Source: The real reason we burn incense: It isn’t merely symbolic. – Inwardly Digest
"Incense is quite simply burned as an offering to God. The rising smoke of the incense fills the air with something beautiful in the same way that our voices fill the air when we sing. They are both ways in which God’s faithful people have sought to honor and worship their creator from the earliest biblical times. We don’t talk about singing as if it were symbolic of worship; it is worship. Music in church is not there to entertain the congregation; it is there to glorify God. We need to start thinking of incense in the same way."
Little-known fact: I was the one basically responsible for re-starting the use of incense at Ascension (the Church of the Ascension, Episcopal, in Westminster, Maryland – my old home parish), back when Father Ron was still Rector there, before his retirement.

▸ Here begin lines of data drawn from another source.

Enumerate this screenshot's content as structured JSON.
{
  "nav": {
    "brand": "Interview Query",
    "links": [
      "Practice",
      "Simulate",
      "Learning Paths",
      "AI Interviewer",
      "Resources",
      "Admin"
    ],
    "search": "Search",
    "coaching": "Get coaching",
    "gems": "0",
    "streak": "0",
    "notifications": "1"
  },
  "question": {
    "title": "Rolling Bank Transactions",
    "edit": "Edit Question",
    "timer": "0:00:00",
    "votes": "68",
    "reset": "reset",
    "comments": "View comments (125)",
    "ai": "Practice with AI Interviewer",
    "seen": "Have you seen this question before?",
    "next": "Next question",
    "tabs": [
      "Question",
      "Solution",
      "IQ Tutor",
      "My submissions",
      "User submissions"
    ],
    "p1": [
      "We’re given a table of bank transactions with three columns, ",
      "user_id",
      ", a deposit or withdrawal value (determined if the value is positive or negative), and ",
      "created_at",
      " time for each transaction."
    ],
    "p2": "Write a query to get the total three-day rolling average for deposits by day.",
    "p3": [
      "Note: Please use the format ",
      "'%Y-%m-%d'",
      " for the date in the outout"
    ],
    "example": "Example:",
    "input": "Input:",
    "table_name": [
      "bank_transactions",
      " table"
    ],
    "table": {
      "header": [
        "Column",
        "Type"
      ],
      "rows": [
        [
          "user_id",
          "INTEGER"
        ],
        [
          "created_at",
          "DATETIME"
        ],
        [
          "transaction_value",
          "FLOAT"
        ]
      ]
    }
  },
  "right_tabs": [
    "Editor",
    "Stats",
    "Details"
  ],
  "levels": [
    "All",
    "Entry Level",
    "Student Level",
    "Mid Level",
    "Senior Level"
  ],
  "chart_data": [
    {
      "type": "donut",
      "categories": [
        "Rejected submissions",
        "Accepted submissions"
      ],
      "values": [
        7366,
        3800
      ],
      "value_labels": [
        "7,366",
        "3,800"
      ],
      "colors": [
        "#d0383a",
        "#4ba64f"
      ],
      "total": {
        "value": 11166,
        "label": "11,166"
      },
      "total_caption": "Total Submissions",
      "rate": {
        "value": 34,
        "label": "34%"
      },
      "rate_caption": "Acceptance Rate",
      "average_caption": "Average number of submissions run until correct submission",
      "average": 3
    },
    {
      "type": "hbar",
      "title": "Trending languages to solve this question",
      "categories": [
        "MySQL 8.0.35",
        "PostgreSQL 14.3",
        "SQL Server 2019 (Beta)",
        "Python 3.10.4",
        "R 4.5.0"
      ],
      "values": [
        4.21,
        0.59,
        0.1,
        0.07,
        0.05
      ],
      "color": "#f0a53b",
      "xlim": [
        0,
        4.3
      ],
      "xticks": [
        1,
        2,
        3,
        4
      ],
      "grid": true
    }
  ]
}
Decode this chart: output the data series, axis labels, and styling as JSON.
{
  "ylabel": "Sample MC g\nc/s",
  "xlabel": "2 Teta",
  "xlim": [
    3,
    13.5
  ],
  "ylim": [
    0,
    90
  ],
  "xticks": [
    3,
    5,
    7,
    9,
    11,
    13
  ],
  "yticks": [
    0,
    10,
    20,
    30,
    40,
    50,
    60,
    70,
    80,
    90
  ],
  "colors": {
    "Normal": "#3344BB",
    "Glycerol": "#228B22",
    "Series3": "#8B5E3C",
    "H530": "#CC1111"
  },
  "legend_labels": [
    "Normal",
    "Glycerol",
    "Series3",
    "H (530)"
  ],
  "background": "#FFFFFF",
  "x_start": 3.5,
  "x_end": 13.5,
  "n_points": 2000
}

I brought some back from Nashville (where there was a Catholic bookstore just off-campus near Vanderbilt Divinity School, where I was attending at the time) and gave it to him for Christmas. Actually, I gave it to him before Christmas, and interestingly enough, darned if we didn't have incense at the late service on Christmas Eve! I even got to serve as thurifer.
Eventually we had it on several of the higher feasts, and during the 11:15 service on the first Sunday of the month. But my favorite was always "Midnight Mass" on Christmas Eve. Just one of many things I miss about the "old days"...
"Let my prayer be set forth in thy sight as the incense [O Lord]; and let the lifting up of my hands be an evening sacrifice." Psalm cxli. 2.